Repairing orphan backup state
Backup state can drift out of sync with reality in three ways:
- A Backup CR points at Kopia repo data that was wiped manually from MinIO (most often after a
mc rmof the bucket). - MinIO holds backup directories with no matching Backup CR. This is what
kubectl delete backupproduces, sincekubectl deletebypasses Velero's deletion pipeline so Kopia data is never freed. - A BackupRepository CR is in a non-Ready phase. Velero's view of the bucket has diverged from reality and the next backup attempt fails with
repository not initialized in the provided storage.
kip ai backup repair detects all three states, prints a plan, asks for explicit confirmation, then executes the cleanup:
kip ai backup repair # interactive, prints plan and asks y/N
kip ai backup repair --yes # non-interactive (e.g. from a script)The command compares MinIO's velero/backups/ directory against every Velero Backup CR (not only AI bundle ones) so cluster-wide schedules like daily-apps and weekly-system are never falsely flagged. Cluster-side findings (broken BackupRepository CRs, orphan Kipper Backup CRs) are still surfaced when MinIO is unreachable, so a torn-down storage layer doesn't hide a fixable problem.
If you wiped MinIO
mc rm --recursive against the velero bucket frees disk space immediately, but it leaves Velero's BackupRepository CR pointing at metadata that no longer exists. The next kip ai backup attempt fails with repository not initialized in the provided storage. The repository is wedged until something forces Velero to re-initialise it.
Two ways out:
# Preferred: kip ai backup repair detects the wedged repository and
# guides cleanup. Once the BackupRepository CR is gone, Velero re-
# initialises Kopia on the next backup.
kip ai backup repair
# Manual fallback if you cannot install the latest kip yet. Replace
# the BackupRepository name with what 'kubectl -n velero get
# backuprepositories' shows; the controller will create a fresh CR
# the next time a backup runs.
kubectl -n velero delete backuprepository <name>Wiping MinIO also leaves any existing Backup CRs orphaned: the metadata in MinIO is gone but the CRs still exist. kip ai backup repair surfaces those too.

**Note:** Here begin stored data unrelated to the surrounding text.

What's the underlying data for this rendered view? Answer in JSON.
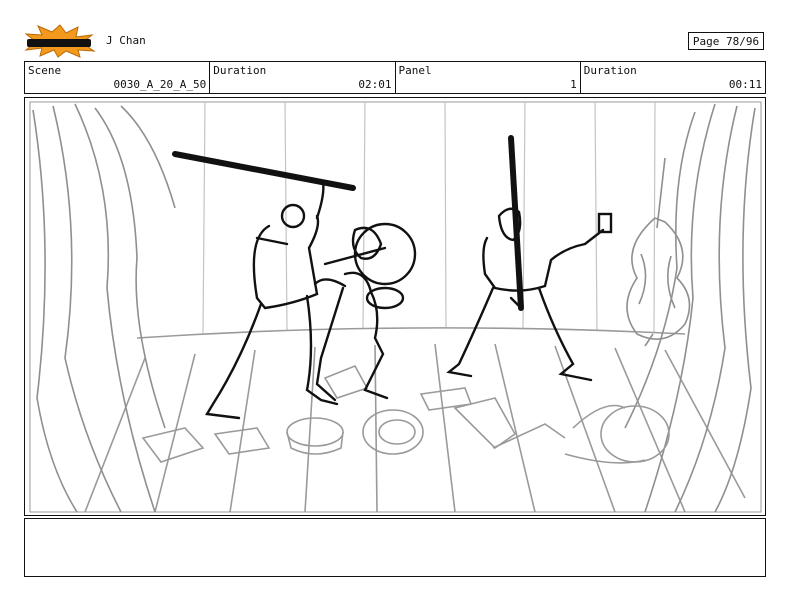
{
  "header": {
    "logo_text": "TOONBOOM",
    "project_title": "J Chan",
    "page_label": "Page 78/96"
  },
  "info": {
    "scene_label": "Scene",
    "scene_value": "0030_A_20_A_50",
    "duration_label": "Duration",
    "duration_value": "02:01",
    "panel_label": "Panel",
    "panel_value": "1",
    "panel_duration_label": "Duration",
    "panel_duration_value": "00:11"
  },
  "colors": {
    "logo_burst": "#f39a1e",
    "sketch_grey": "#9a9a9a",
    "ink": "#111111"
  }
}
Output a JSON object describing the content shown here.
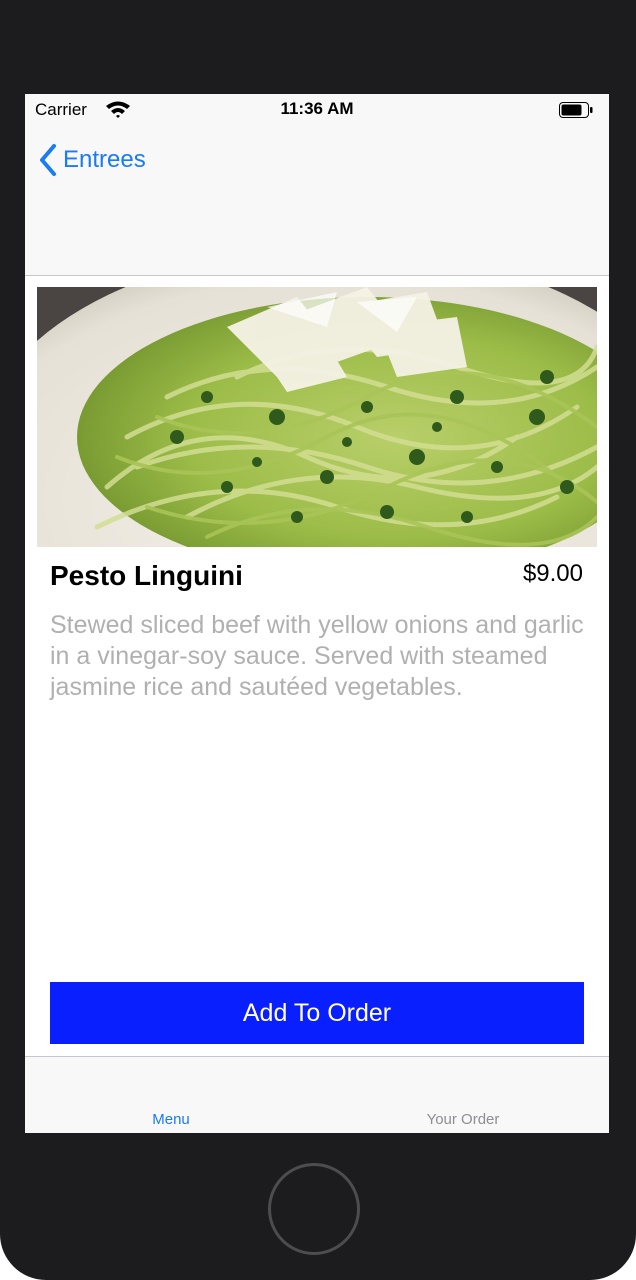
{
  "status_bar": {
    "carrier": "Carrier",
    "time": "11:36 AM",
    "wifi_icon": "wifi-icon",
    "battery_icon": "battery-icon"
  },
  "nav": {
    "back_label": "Entrees",
    "back_icon": "chevron-left-icon"
  },
  "item": {
    "image_subject": "pesto linguini plate",
    "title": "Pesto Linguini",
    "price": "$9.00",
    "description": "Stewed sliced beef with yellow onions and garlic in a vinegar-soy sauce. Served with steamed jasmine rice and sautéed vegetables."
  },
  "actions": {
    "add_to_order": "Add To Order"
  },
  "tabs": [
    {
      "label": "Menu",
      "selected": true
    },
    {
      "label": "Your Order",
      "selected": false
    }
  ],
  "colors": {
    "accent": "#1a7bf2",
    "button": "#0a1ffd",
    "description_text": "#b0b0b0",
    "inactive_tab": "#8e8e93"
  }
}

After repair, the first new backup is a full upload (Kopia has no historical data to deduplicate against), so expect it to take longer than incremental snapshots.
Quality reality check
A 7B model on CPU is good for short, focused questions. It's slow for long generations and weak at synthesis tasks that need to weave multiple inputs together. The fix for demanding workloads is more hardware (GPU node, larger model) rather than training a custom model.

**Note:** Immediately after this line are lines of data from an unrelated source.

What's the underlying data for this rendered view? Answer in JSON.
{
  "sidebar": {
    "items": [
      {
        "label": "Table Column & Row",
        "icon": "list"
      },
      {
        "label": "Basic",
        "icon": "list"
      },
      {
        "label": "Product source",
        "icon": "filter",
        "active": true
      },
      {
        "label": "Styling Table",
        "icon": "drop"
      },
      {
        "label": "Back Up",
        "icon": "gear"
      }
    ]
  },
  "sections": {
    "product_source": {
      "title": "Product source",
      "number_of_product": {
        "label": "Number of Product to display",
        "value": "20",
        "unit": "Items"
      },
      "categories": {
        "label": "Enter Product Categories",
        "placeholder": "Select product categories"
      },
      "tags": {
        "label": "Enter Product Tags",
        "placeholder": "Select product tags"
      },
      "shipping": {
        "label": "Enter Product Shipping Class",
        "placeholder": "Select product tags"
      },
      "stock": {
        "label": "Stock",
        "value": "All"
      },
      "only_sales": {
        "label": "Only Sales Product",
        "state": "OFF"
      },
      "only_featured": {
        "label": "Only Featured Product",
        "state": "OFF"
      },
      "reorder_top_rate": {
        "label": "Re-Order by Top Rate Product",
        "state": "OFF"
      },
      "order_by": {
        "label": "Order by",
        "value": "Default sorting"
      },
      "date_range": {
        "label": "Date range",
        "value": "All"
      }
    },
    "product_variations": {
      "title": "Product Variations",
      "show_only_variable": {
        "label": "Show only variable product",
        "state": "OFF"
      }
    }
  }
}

Fine-tuning on your own data is rarely the right answer. It's the right tool in three narrow cases: matching a very specific writing voice, teaching the model proprietary jargon it has never seen, or training on thousands of clean question-answer pairs. None of those are normal "chatbot for my product" use cases. For those, retrieval-augmented generation against your existing docs is what you actually want.